Engaged Capital said in an SEC filing that Volcano's products, especially its fractional flow reserve (FFR) technology, used to image blood vessels during coronary interventions, are likely to generate significant revenue growth over the next five years.
It also pointed out that Volcano has missed consensus revenue estimates in six of the past seven quarters, and alleges that the $450m of convertible debt that Volcano raised this year is causing concern on the part of investors who fear the company intends to pursue dilutive acquisitions.
Engaged suggests that Volcano use the cash to buy back shares - $200m worth - as well as investing in existing product lines. It also says that executive pay should be linked more closely to performance, pointing out that at Volcano's 2013 annual meeting more than 57% of shareholders voted against the proposed executive compensation.

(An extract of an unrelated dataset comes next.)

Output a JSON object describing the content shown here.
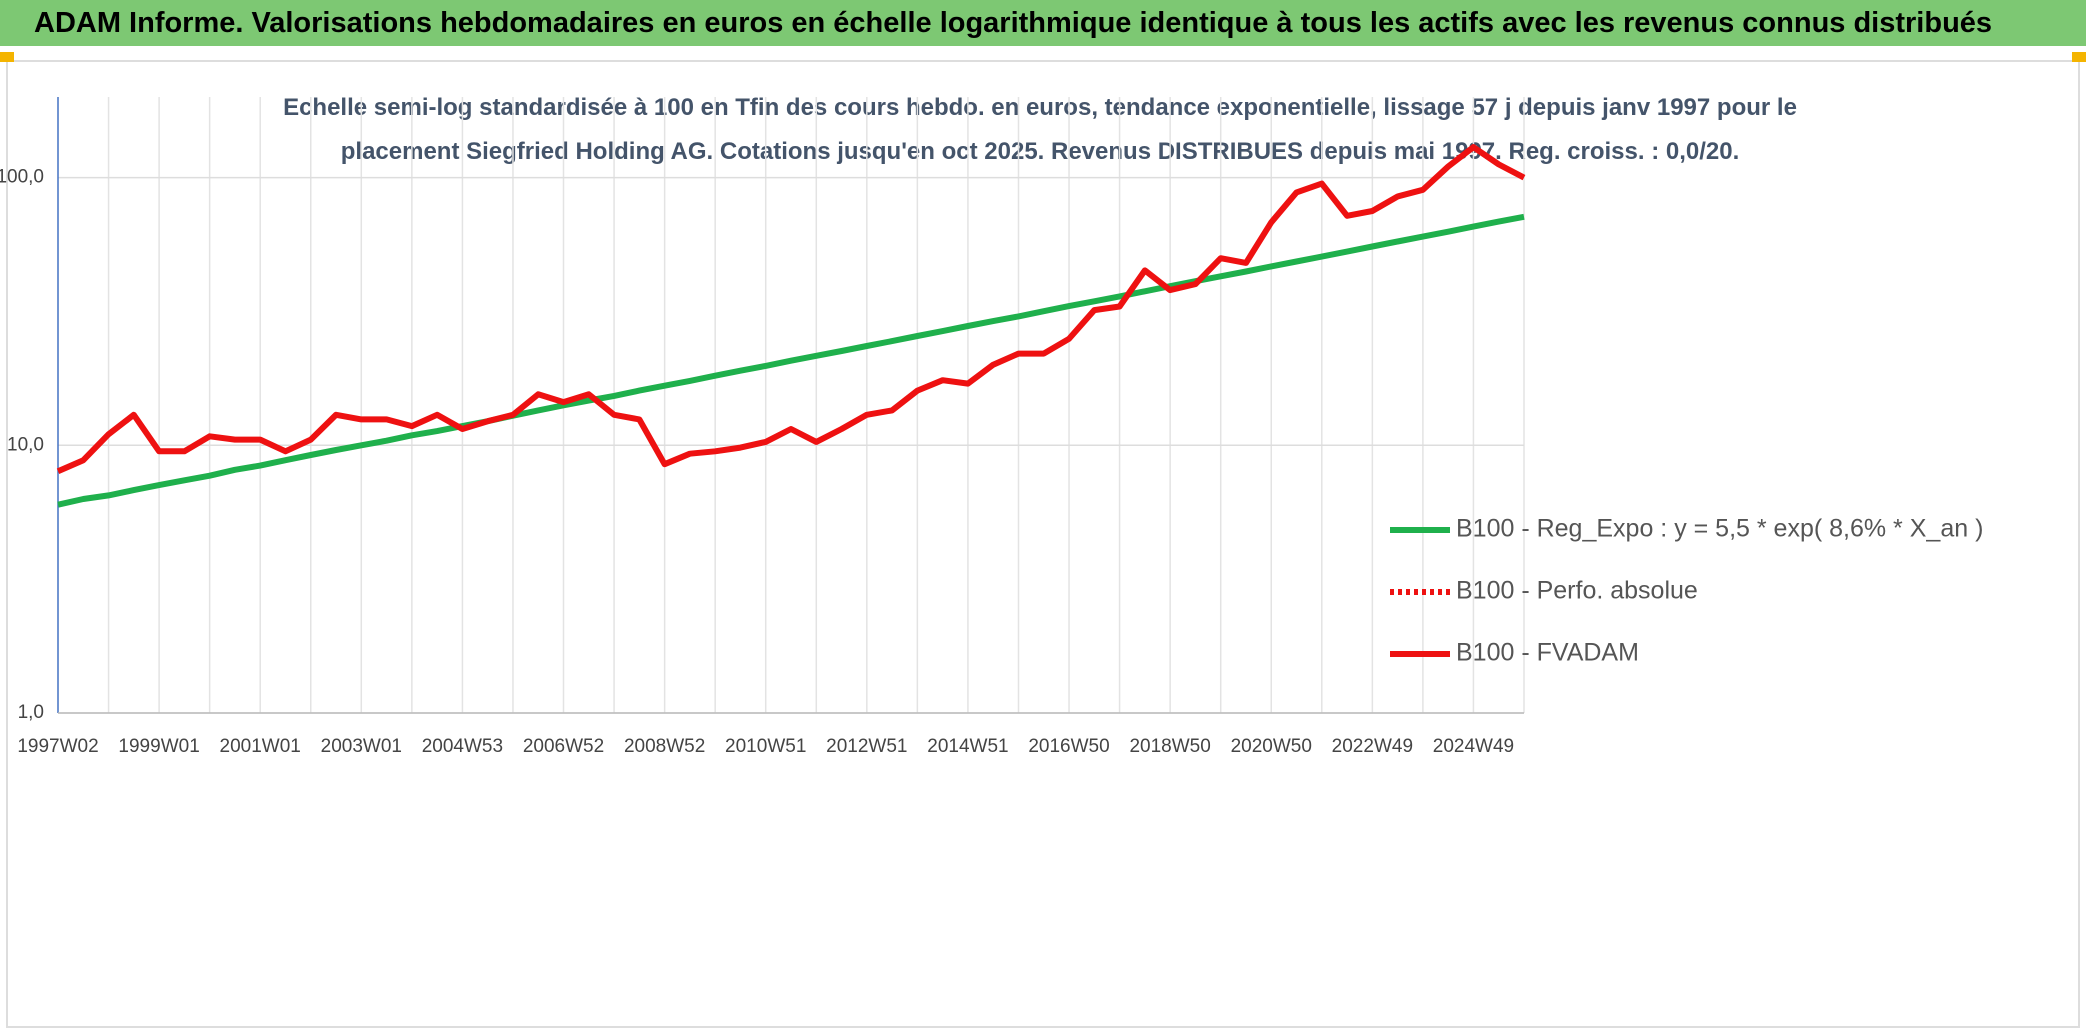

The springboard for Engaged's offensive was a 19% plunge in Volcano's shares on October 28, when the company warned that third-quarter revenues would miss expectations. Sales were hit by a poor performance in Japan, and Volcano once again lowered its guidance.

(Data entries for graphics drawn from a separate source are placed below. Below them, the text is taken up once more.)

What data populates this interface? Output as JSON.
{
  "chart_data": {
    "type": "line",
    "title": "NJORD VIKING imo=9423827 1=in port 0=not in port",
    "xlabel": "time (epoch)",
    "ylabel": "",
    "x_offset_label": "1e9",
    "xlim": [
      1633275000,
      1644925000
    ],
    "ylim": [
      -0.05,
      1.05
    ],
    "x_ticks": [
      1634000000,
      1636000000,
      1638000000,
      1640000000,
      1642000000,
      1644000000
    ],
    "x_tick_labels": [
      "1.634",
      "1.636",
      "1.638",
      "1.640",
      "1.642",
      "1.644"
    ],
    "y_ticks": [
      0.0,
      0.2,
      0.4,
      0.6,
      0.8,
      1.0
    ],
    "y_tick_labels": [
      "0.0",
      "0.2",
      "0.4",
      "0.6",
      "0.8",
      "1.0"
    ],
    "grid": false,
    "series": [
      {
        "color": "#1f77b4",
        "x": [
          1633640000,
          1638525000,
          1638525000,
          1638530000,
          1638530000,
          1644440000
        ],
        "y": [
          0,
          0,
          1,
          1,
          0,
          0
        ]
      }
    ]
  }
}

The endgame for Engaged, as for most investors in small medtech companies, will be a takeover. Engaged believes Volcano would make an attractive acquisition target for many large medical device companies, which would be able to realize revenue and cost synergies that justify paying a significant premium. The investor also says Volcano may have been approached by potential acquirers several times since floating in 2006, so it is to be hoped that further overtures are made in future.

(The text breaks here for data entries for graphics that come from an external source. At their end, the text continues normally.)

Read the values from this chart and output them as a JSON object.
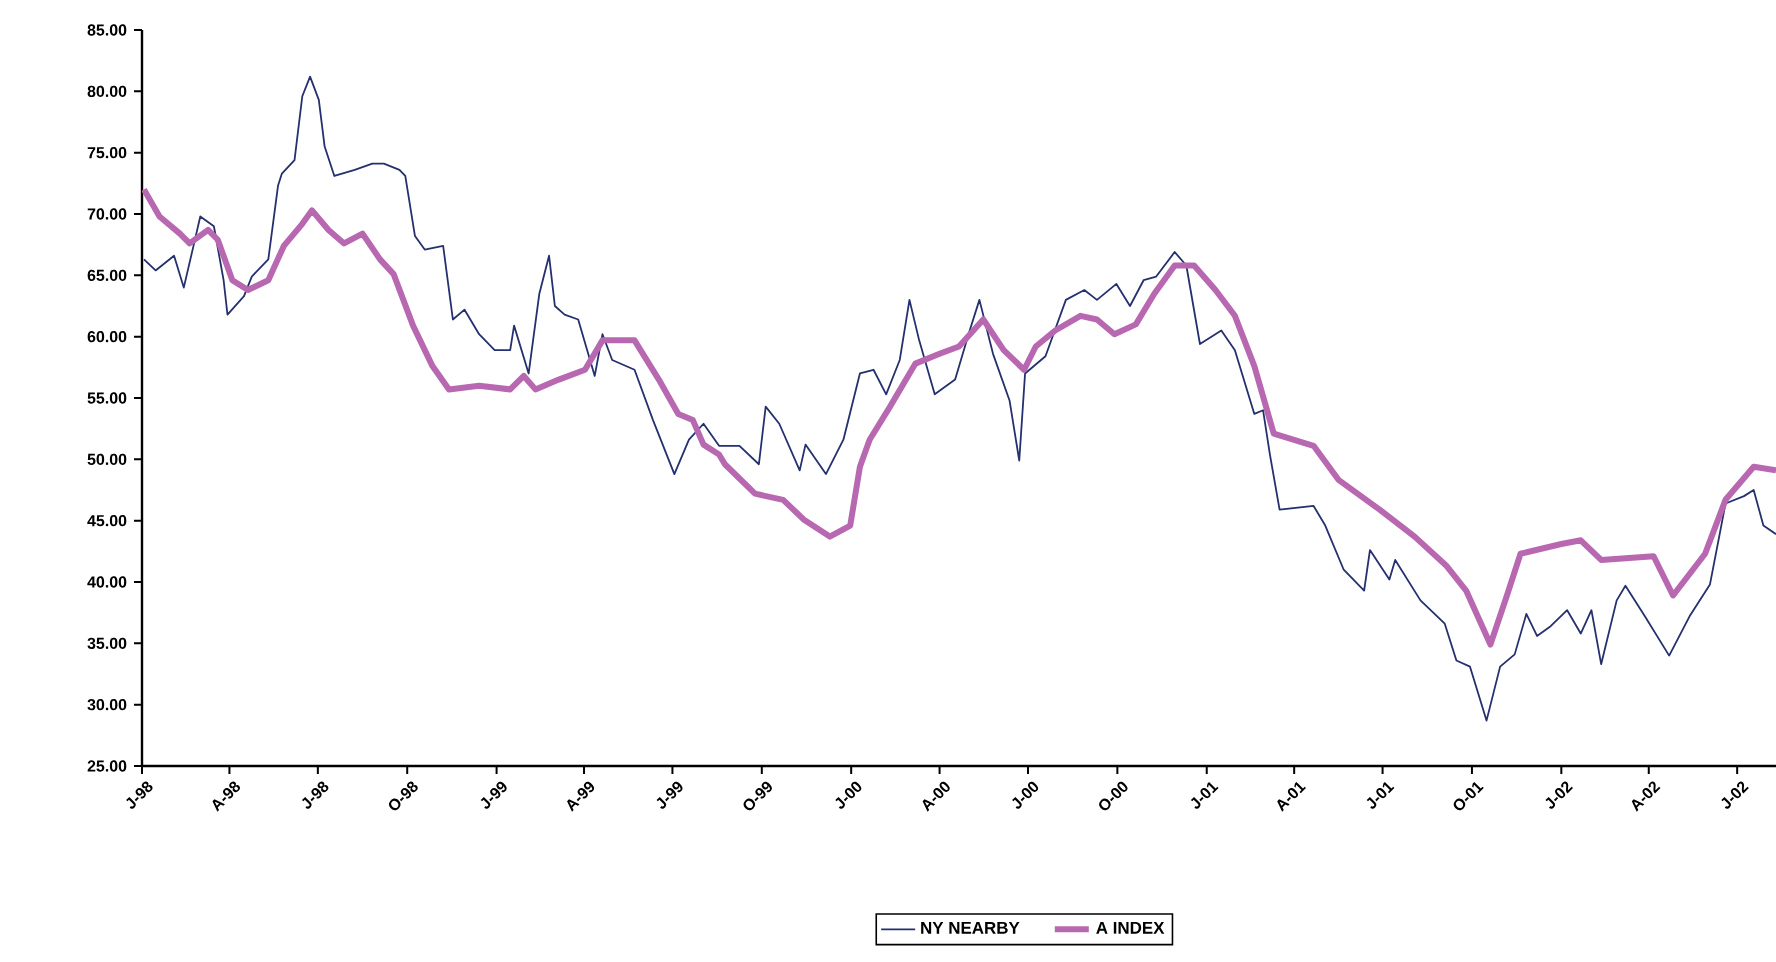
{
  "chart_data": {
    "type": "line",
    "xlim": [
      "1998-01-01",
      "2002-08-10"
    ],
    "xticks": [
      {
        "value": "1998-01-01",
        "label": "J-98"
      },
      {
        "value": "1998-04-01",
        "label": "A-98"
      },
      {
        "value": "1998-07-01",
        "label": "J-98"
      },
      {
        "value": "1998-10-01",
        "label": "O-98"
      },
      {
        "value": "1999-01-01",
        "label": "J-99"
      },
      {
        "value": "1999-04-01",
        "label": "A-99"
      },
      {
        "value": "1999-07-01",
        "label": "J-99"
      },
      {
        "value": "1999-10-01",
        "label": "O-99"
      },
      {
        "value": "2000-01-01",
        "label": "J-00"
      },
      {
        "value": "2000-04-01",
        "label": "A-00"
      },
      {
        "value": "2000-07-01",
        "label": "J-00"
      },
      {
        "value": "2000-10-01",
        "label": "O-00"
      },
      {
        "value": "2001-01-01",
        "label": "J-01"
      },
      {
        "value": "2001-04-01",
        "label": "A-01"
      },
      {
        "value": "2001-07-01",
        "label": "J-01"
      },
      {
        "value": "2001-10-01",
        "label": "O-01"
      },
      {
        "value": "2002-01-01",
        "label": "J-02"
      },
      {
        "value": "2002-04-01",
        "label": "A-02"
      },
      {
        "value": "2002-07-01",
        "label": "J-02"
      }
    ],
    "ylim": [
      25,
      85
    ],
    "yticks": [
      {
        "value": 25,
        "label": "25.00"
      },
      {
        "value": 30,
        "label": "30.00"
      },
      {
        "value": 35,
        "label": "35.00"
      },
      {
        "value": 40,
        "label": "40.00"
      },
      {
        "value": 45,
        "label": "45.00"
      },
      {
        "value": 50,
        "label": "50.00"
      },
      {
        "value": 55,
        "label": "55.00"
      },
      {
        "value": 60,
        "label": "60.00"
      },
      {
        "value": 65,
        "label": "65.00"
      },
      {
        "value": 70,
        "label": "70.00"
      },
      {
        "value": 75,
        "label": "75.00"
      },
      {
        "value": 80,
        "label": "80.00"
      },
      {
        "value": 85,
        "label": "85.00"
      }
    ],
    "grid": false,
    "legend": "bottom",
    "marker": "none",
    "line_style": "solid",
    "series": [
      {
        "name": "NY NEARBY",
        "color": "#25306e",
        "x": [
          "1998-01-03",
          "1998-01-15",
          "1998-02-03",
          "1998-02-13",
          "1998-02-23",
          "1998-03-02",
          "1998-03-16",
          "1998-03-26",
          "1998-03-30",
          "1998-04-16",
          "1998-04-24",
          "1998-05-11",
          "1998-05-21",
          "1998-05-25",
          "1998-06-07",
          "1998-06-15",
          "1998-06-23",
          "1998-07-02",
          "1998-07-08",
          "1998-07-18",
          "1998-08-08",
          "1998-08-26",
          "1998-09-07",
          "1998-09-23",
          "1998-09-29",
          "1998-10-09",
          "1998-10-19",
          "1998-11-07",
          "1998-11-17",
          "1998-11-29",
          "1998-12-14",
          "1998-12-30",
          "1999-01-15",
          "1999-01-19",
          "1999-02-03",
          "1999-02-14",
          "1999-02-24",
          "1999-03-02",
          "1999-03-12",
          "1999-03-26",
          "1999-04-12",
          "1999-04-20",
          "1999-04-30",
          "1999-05-23",
          "1999-06-11",
          "1999-07-03",
          "1999-07-18",
          "1999-08-02",
          "1999-08-18",
          "1999-08-24",
          "1999-09-08",
          "1999-09-28",
          "1999-10-05",
          "1999-10-19",
          "1999-11-09",
          "1999-11-15",
          "1999-12-06",
          "1999-12-24",
          "2000-01-10",
          "2000-01-24",
          "2000-02-06",
          "2000-02-20",
          "2000-03-01",
          "2000-03-11",
          "2000-03-27",
          "2000-04-17",
          "2000-05-02",
          "2000-05-12",
          "2000-05-26",
          "2000-06-12",
          "2000-06-22",
          "2000-06-28",
          "2000-07-19",
          "2000-08-09",
          "2000-08-28",
          "2000-09-10",
          "2000-09-30",
          "2000-10-14",
          "2000-10-28",
          "2000-11-10",
          "2000-11-29",
          "2000-12-11",
          "2000-12-25",
          "2001-01-16",
          "2001-01-30",
          "2001-02-19",
          "2001-02-28",
          "2001-03-07",
          "2001-03-17",
          "2001-04-21",
          "2001-05-03",
          "2001-05-22",
          "2001-06-12",
          "2001-06-18",
          "2001-07-08",
          "2001-07-14",
          "2001-08-09",
          "2001-09-03",
          "2001-09-15",
          "2001-09-29",
          "2001-10-16",
          "2001-10-30",
          "2001-11-14",
          "2001-11-26",
          "2001-12-07",
          "2001-12-21",
          "2002-01-07",
          "2002-01-21",
          "2002-02-01",
          "2002-02-11",
          "2002-02-27",
          "2002-03-08",
          "2002-03-28",
          "2002-04-22",
          "2002-05-13",
          "2002-06-03",
          "2002-06-13",
          "2002-06-19",
          "2002-07-08",
          "2002-07-18",
          "2002-07-28",
          "2002-08-10"
        ],
        "values": [
          66.3,
          65.4,
          66.6,
          64.0,
          67.4,
          69.8,
          69.0,
          64.6,
          61.8,
          63.3,
          64.9,
          66.3,
          72.3,
          73.3,
          74.4,
          79.6,
          81.2,
          79.3,
          75.5,
          73.1,
          73.6,
          74.1,
          74.1,
          73.6,
          73.1,
          68.2,
          67.1,
          67.4,
          61.4,
          62.2,
          60.2,
          58.9,
          58.9,
          60.9,
          57.0,
          63.5,
          66.6,
          62.5,
          61.8,
          61.4,
          56.8,
          60.2,
          58.1,
          57.3,
          53.2,
          48.8,
          51.6,
          52.9,
          51.1,
          51.1,
          51.1,
          49.6,
          54.3,
          52.9,
          49.1,
          51.2,
          48.8,
          51.6,
          57.0,
          57.3,
          55.3,
          58.1,
          63.0,
          59.7,
          55.3,
          56.5,
          60.5,
          63.0,
          58.6,
          54.8,
          49.9,
          57.0,
          58.4,
          63.0,
          63.8,
          63.0,
          64.3,
          62.5,
          64.6,
          64.9,
          66.9,
          65.8,
          59.4,
          60.5,
          58.9,
          53.7,
          54.0,
          50.4,
          45.9,
          46.2,
          44.6,
          41.0,
          39.3,
          42.6,
          40.2,
          41.8,
          38.5,
          36.6,
          33.6,
          33.1,
          28.7,
          33.1,
          34.1,
          37.4,
          35.6,
          36.4,
          37.7,
          35.8,
          37.7,
          33.3,
          38.5,
          39.7,
          37.2,
          34.0,
          37.2,
          39.8,
          43.9,
          46.4,
          47.0,
          47.5,
          44.6,
          43.9
        ]
      },
      {
        "name": "A INDEX",
        "color": "#b868b0",
        "x": [
          "1998-01-03",
          "1998-01-19",
          "1998-02-09",
          "1998-02-19",
          "1998-03-10",
          "1998-03-20",
          "1998-04-04",
          "1998-04-20",
          "1998-05-11",
          "1998-05-27",
          "1998-06-15",
          "1998-06-25",
          "1998-07-12",
          "1998-07-28",
          "1998-08-16",
          "1998-09-03",
          "1998-09-17",
          "1998-10-07",
          "1998-10-27",
          "1998-11-13",
          "1998-12-14",
          "1999-01-15",
          "1999-01-29",
          "1999-02-10",
          "1999-03-06",
          "1999-04-02",
          "1999-04-20",
          "1999-05-23",
          "1999-06-17",
          "1999-07-07",
          "1999-07-22",
          "1999-08-02",
          "1999-08-18",
          "1999-08-24",
          "1999-09-24",
          "1999-10-23",
          "1999-11-13",
          "1999-12-10",
          "1999-12-31",
          "2000-01-10",
          "2000-01-20",
          "2000-02-10",
          "2000-03-07",
          "2000-04-01",
          "2000-04-21",
          "2000-05-16",
          "2000-06-06",
          "2000-06-27",
          "2000-07-09",
          "2000-07-29",
          "2000-08-24",
          "2000-09-10",
          "2000-09-28",
          "2000-10-20",
          "2000-11-08",
          "2000-11-29",
          "2000-12-19",
          "2001-01-10",
          "2001-01-30",
          "2001-02-19",
          "2001-03-11",
          "2001-04-21",
          "2001-05-17",
          "2001-06-28",
          "2001-08-03",
          "2001-09-05",
          "2001-09-25",
          "2001-10-20",
          "2001-11-06",
          "2001-11-20",
          "2002-01-01",
          "2002-01-21",
          "2002-02-11",
          "2002-04-06",
          "2002-04-26",
          "2002-05-29",
          "2002-06-19",
          "2002-07-18",
          "2002-08-10"
        ],
        "values": [
          72.0,
          69.8,
          68.4,
          67.6,
          68.7,
          67.9,
          64.6,
          63.8,
          64.6,
          67.4,
          69.2,
          70.3,
          68.7,
          67.6,
          68.4,
          66.3,
          65.1,
          60.9,
          57.6,
          55.7,
          56.0,
          55.7,
          56.8,
          55.7,
          56.5,
          57.3,
          59.7,
          59.7,
          56.5,
          53.7,
          53.2,
          51.2,
          50.4,
          49.6,
          47.2,
          46.7,
          45.1,
          43.7,
          44.6,
          49.4,
          51.6,
          54.3,
          57.8,
          58.6,
          59.2,
          61.4,
          58.9,
          57.3,
          59.2,
          60.5,
          61.7,
          61.4,
          60.2,
          61.0,
          63.5,
          65.8,
          65.8,
          63.8,
          61.7,
          57.6,
          52.1,
          51.1,
          48.3,
          45.9,
          43.7,
          41.3,
          39.3,
          34.9,
          38.9,
          42.3,
          43.1,
          43.4,
          41.8,
          42.1,
          38.9,
          42.3,
          46.7,
          49.4,
          49.1
        ]
      }
    ]
  }
}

At this stage Engaged does not seem to want to take any concrete steps, preferring instead to let management know that it is under the microscope. In the filing, Engaged says it believes that Volcano's management is committed to taking substantive actions to improve the share price. The investor has made no threats of what might happen should management fail in this regard, and is doubtless awaiting Volcano's response, but if the company does not improve sharpish the campaign could accelerate.
The current M&A scene in medtech is pretty moribund and in this climate companies like Volcano need to present a compelling story to attract both investors and potential suitors. Unless activity picks up, something that seems unlikely to happen soon, underperforming medtech companies can only expect investor scrutiny to increase.
With shares where they are, Volcano risks either being left on the shelf or being bought too cheaply - a prospect that Engaged will be very keen to prevent.